After a match like they had last time, there’s a clear approach that differentiates this from virtually every other major UWF match to date. So often in the UWF, it comes down to style or ideology or strategy, however you’d like to frame it. Someone wins because they’re better at [x], or because they can shift the match into one that favors their strengths. This is different though, as for the first time in the reborn UWF, it is less about a competitive decision made with a clear mind, about what is the best way to win an athletic contest is, and is more about someone as a human being wanting to win in one exact way.

Given the recent questionable wins, Nobuhiko Takada spends the majority of this match trying for the emphatic knock out win, not only to show that he really could have done it in November no matter what, but also because it’s a sort of inarguable statement.

He goes on the mat when the chance is there, of course, but it feels very much in the same vein as a shooter not being able to turn down a wide open lane, something that’s happening because a competitor sees the chance. From the opening bell, Takada is much more willing to throw shots at these points in the match than usual, and while Maeda also has a greater sense of urgency in an attempt to get his win back, Takada is constantly pulling him off the ground to try and win in this one specific way. It’s a great idea, and even more so that it’s very much his undoing in the end. He insists on things his way, while Maeda is far more open at all times to taking what is presented, and wins with a counter into a deep crab hold because of it.

Just written down, all of that sounds pretty cool. I almost wrote myself into thinking this actually was a great match after all, rather than one just on the other side of the border.

Unfortunately, in this case anyways, wrestling does not happen on paper and for all of the interesting ideas that this match employs, in execution, is much closer to their first match than it is their second.

This falls short in the way that a nearly twenty-nine minute match between them, without the dramatic flourishes and perfect escalation of their second match, was always going to. The extra time does them no benefit. You again get your classical hold repetition and a lot of lying in stuff without a lot of tension in those moments, probably just as much as you get of genuinely mean and awesome mat struggle. Beyond that, it’s also just kind of paced weird, slowing down big time in the second half, and often feeling like they’re waiting around for something. The parts of the match that really catch my attention all come in the first half, and while I think I get the approach, the back half simply does not compare. Add onto that the way the finish feels both abrupt and a little lacking, especially compared to that of their previous match together, and it doesn’t feel like even a lukewarm take to call this something of a disappointment.

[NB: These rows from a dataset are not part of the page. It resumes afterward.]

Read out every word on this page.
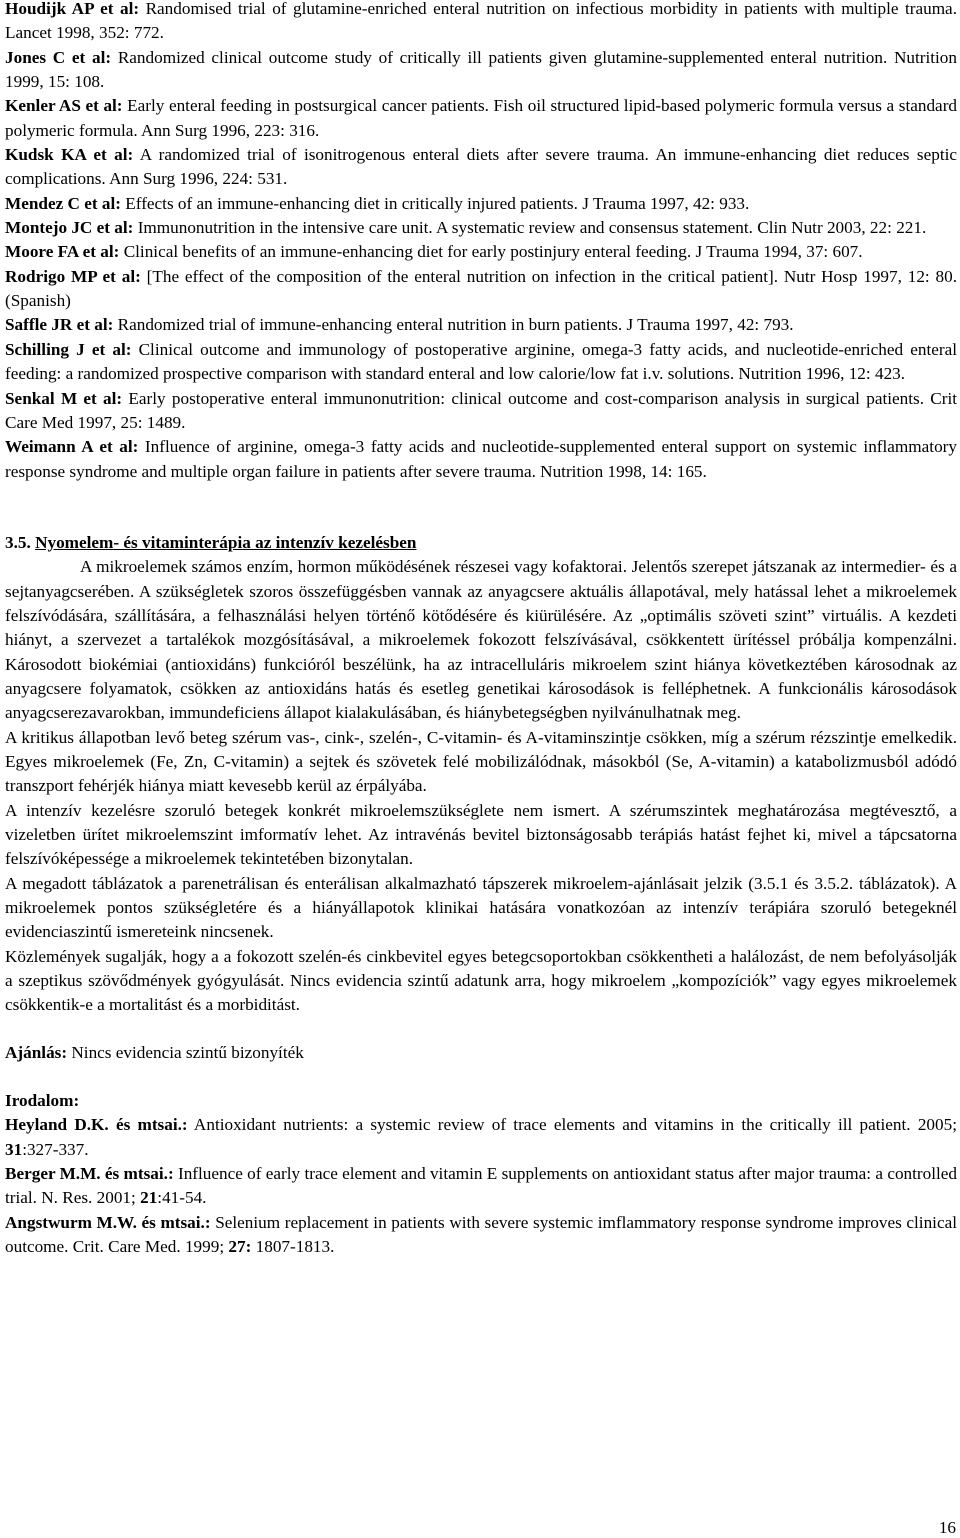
Houdijk AP et al: Randomised trial of glutamine-enriched enteral nutrition on infectious morbidity in patients with multiple trauma. Lancet 1998, 352: 772.

Jones C et al: Randomized clinical outcome study of critically ill patients given glutamine-supplemented enteral nutrition. Nutrition 1999, 15: 108.

Kenler AS et al: Early enteral feeding in postsurgical cancer patients. Fish oil structured lipid-based polymeric formula versus a standard polymeric formula. Ann Surg 1996, 223: 316.

Kudsk KA et al: A randomized trial of isonitrogenous enteral diets after severe trauma. An immune-enhancing diet reduces septic complications. Ann Surg 1996, 224: 531.

Mendez C et al: Effects of an immune-enhancing diet in critically injured patients. J Trauma 1997, 42: 933.

Montejo JC et al: Immunonutrition in the intensive care unit. A systematic review and consensus statement. Clin Nutr 2003, 22: 221.

Moore FA et al: Clinical benefits of an immune-enhancing diet for early postinjury enteral feeding. J Trauma 1994, 37: 607.

Rodrigo MP et al: [The effect of the composition of the enteral nutrition on infection in the critical patient]. Nutr Hosp 1997, 12: 80. (Spanish)

Saffle JR et al: Randomized trial of immune-enhancing enteral nutrition in burn patients. J Trauma 1997, 42: 793.

Schilling J et al: Clinical outcome and immunology of postoperative arginine, omega-3 fatty acids, and nucleotide-enriched enteral feeding: a randomized prospective comparison with standard enteral and low calorie/low fat i.v. solutions. Nutrition 1996, 12: 423.

Senkal M et al: Early postoperative enteral immunonutrition: clinical outcome and cost-comparison analysis in surgical patients. Crit Care Med 1997, 25: 1489.

Weimann A et al: Influence of arginine, omega-3 fatty acids and nucleotide-supplemented enteral support on systemic inflammatory response syndrome and multiple organ failure in patients after severe trauma. Nutrition 1998, 14: 165.

3.5. Nyomelem- és vitaminterápia az intenzív kezelésben

A mikroelemek számos enzím, hormon működésének részesei vagy kofaktorai. Jelentős szerepet játszanak az intermedier- és a sejtanyagcserében. A szükségletek szoros összefüggésben vannak az anyagcsere aktuális állapotával, mely hatással lehet a mikroelemek felszívódására, szállítására, a felhasználási helyen történő kötődésére és kiürülésére. Az „optimális szöveti szint” virtuális. A kezdeti hiányt, a szervezet a tartalékok mozgósításával, a mikroelemek fokozott felszívásával, csökkentett ürítéssel próbálja kompenzálni. Károsodott biokémiai (antioxidáns) funkcióról beszélünk, ha az intracelluláris mikroelem szint hiánya következtében károsodnak az anyagcsere folyamatok, csökken az antioxidáns hatás és esetleg genetikai károsodások is felléphetnek. A funkcionális károsodások anyagcserezavarokban, immundeficiens állapot kialakulásában, és hiánybetegségben nyilvánulhatnak meg.

A kritikus állapotban levő beteg szérum vas-, cink-, szelén-, C-vitamin- és A-vitaminszintje csökken, míg a szérum rézszintje emelkedik. Egyes mikroelemek (Fe, Zn, C-vitamin) a sejtek és szövetek felé mobilizálódnak, másokból (Se, A-vitamin) a katabolizmusból adódó transzport fehérjék hiánya miatt kevesebb kerül az érpályába.

A intenzív kezelésre szoruló betegek konkrét mikroelemszükséglete nem ismert. A szérumszintek meghatározása megtévesztő, a vizeletben ürítet mikroelemszint imformatív lehet. Az intravénás bevitel biztonságosabb terápiás hatást fejhet ki, mivel a tápcsatorna felszívóképessége a mikroelemek tekintetében bizonytalan.

A megadott táblázatok a parenetrálisan és enterálisan alkalmazható tápszerek mikroelem-ajánlásait jelzik (3.5.1 és 3.5.2. táblázatok). A mikroelemek pontos szükségletére és a hiányállapotok klinikai hatására vonatkozóan az intenzív terápiára szoruló betegeknél evidenciaszintű ismereteink nincsenek.

Közlemények sugalják, hogy a a fokozott szelén-és cinkbevitel egyes betegcsoportokban csökkentheti a halálozást, de nem befolyásolják a szeptikus szövődmények gyógyulását. Nincs evidencia szintű adatunk arra, hogy mikroelem „kompozíciók” vagy egyes mikroelemek csökkentik-e a mortalitást és a morbiditást.

Ajánlás: Nincs evidencia szintű bizonyíték

Irodalom:

Heyland D.K. és mtsai.: Antioxidant nutrients: a systemic review of trace elements and vitamins in the critically ill patient. 2005; 31:327-337.

Berger M.M. és mtsai.: Influence of early trace element and vitamin E supplements on antioxidant status after major trauma: a controlled trial. N. Res. 2001; 21:41-54.

Angstwurm M.W. és mtsai.: Selenium replacement in patients with severe systemic imflammatory response syndrome improves clinical outcome. Crit. Care Med. 1999; 27: 1807-1813.

16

Still, I liked it well enough. The ideas — along with the first half when they really get the chance to shine and things feel genuinely tense — give this something that pretty much no other half-hour or near half-hour UWF match to date has going for it, and it felt worth writing about because of that, even if I would only advise seeing it if you’re also a genuinely unwell completionist freak.

Even in the least of their three here to date, there’s enough here to make for an interesting watch.